Notable People I Have Met ~ Part Eleven



Don Callender ~ Marie Callender's founder


   I was always a rather small cog in the wheel of American journalism, yet I was lucky in meeting notable and accomplished people. I sought them out whenever the opportunity arose, wanting more than anything to hear the stories of how these extraordinary people succeeded and how their thought processes worked.

   I was lucky at the very beginning of my journalism career. I’d only written a few stories during my internship in 1984 at The Orange County Register when the editor suggested I write a story about a newly remodeled Marie Callender’s restaurant in Tustin, California, nearing completion. After contacting the restaurant manager, she mentioned that the founder of the restaurant chain, Don Callender, would be at the restaurant in a few days and I could interview him then. I jumped at the chance.



   When I walked into the restaurant for my lunch meeting with the 57-year-old Don Callender, he eyed me suspiciously until I told him I was the reporter from The Orange County Register he was expecting. He said, “When I saw your shiny shoes I thought: Oh no, here’s another one of these guys from the city." He said shiny-shoed city inspectors were making it difficult for him to open the remodeled restaurant.

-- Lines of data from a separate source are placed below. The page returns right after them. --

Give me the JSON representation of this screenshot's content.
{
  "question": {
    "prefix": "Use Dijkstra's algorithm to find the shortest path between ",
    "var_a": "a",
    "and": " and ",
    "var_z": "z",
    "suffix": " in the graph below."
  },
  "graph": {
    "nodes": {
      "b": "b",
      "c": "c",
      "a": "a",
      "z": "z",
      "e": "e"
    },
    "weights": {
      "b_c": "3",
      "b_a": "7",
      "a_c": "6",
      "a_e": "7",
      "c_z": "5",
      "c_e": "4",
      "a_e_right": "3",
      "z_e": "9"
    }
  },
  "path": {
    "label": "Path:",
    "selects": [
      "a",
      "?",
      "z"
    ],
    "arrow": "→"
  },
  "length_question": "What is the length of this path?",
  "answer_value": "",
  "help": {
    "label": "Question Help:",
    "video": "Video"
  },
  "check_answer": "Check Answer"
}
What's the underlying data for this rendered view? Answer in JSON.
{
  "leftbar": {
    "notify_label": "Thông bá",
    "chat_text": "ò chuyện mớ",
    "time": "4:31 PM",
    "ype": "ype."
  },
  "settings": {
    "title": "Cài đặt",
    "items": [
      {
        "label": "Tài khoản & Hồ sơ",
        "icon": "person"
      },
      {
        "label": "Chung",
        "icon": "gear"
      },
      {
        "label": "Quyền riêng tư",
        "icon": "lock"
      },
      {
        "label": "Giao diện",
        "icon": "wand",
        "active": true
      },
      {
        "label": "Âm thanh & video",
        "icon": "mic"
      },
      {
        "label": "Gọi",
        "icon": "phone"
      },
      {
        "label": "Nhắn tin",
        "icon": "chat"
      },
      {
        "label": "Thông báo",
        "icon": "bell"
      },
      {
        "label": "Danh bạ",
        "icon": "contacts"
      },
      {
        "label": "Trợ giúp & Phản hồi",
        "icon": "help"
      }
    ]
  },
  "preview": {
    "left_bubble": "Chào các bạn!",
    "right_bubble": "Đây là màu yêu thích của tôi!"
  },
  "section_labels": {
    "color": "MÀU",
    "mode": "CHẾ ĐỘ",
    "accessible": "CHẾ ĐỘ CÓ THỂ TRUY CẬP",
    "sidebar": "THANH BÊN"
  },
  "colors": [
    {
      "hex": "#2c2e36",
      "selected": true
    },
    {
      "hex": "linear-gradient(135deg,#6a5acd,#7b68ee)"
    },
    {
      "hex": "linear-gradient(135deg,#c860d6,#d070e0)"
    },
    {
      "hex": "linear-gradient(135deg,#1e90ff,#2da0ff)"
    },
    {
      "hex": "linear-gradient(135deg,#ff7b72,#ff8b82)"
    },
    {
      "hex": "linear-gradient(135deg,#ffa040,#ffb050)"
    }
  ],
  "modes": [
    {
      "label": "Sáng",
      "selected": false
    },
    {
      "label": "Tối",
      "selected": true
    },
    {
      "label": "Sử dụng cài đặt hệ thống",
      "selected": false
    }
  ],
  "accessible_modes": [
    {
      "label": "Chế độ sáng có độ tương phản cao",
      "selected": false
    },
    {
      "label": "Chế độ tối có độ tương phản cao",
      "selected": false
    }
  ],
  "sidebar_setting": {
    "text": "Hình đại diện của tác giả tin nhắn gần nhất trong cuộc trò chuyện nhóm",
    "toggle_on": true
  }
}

   The luncheon interview lasted several hours. He was eager to tell me about the origins of his 112-restaurant chain, how it began with his mother, Marie, making pies for restaurants. “My mother was a good cook at home,” Callender said. “She made good pastries and she was working for a place that had a little lunch counter and she made pies.”

    Callender was generous with his time as we ate lunch, telling me how his parents, Cal and Marie Callender, began a wholesale pie business in 1947 to help supplement the trailer park family’s meager income. They operated out of a rented 20-by-20-foot Quonset hut in Long Beach. Callender delivered his mother’s pies on his bicycle.

   “I grew up on dirt streets and outhouses,” Callender told me. “We started with a rolling pin and 700 bucks. I used to go to work at 11 o’clock at night and work till 5 the next afternoon.”

   The first Marie Callender’s coffee and pie shop opened in 1964, in Orange. In 1986, Callender sold the chain of 120 restaurants to Ramada Inc. for a reported $80 million.

   Callender said his success was born of a strong work ethic and a close-knit family. “Every time you see a kid in a workplace with his parents, I guarantee you, you’ll see a happy kid. They’ve got a sense of worth.”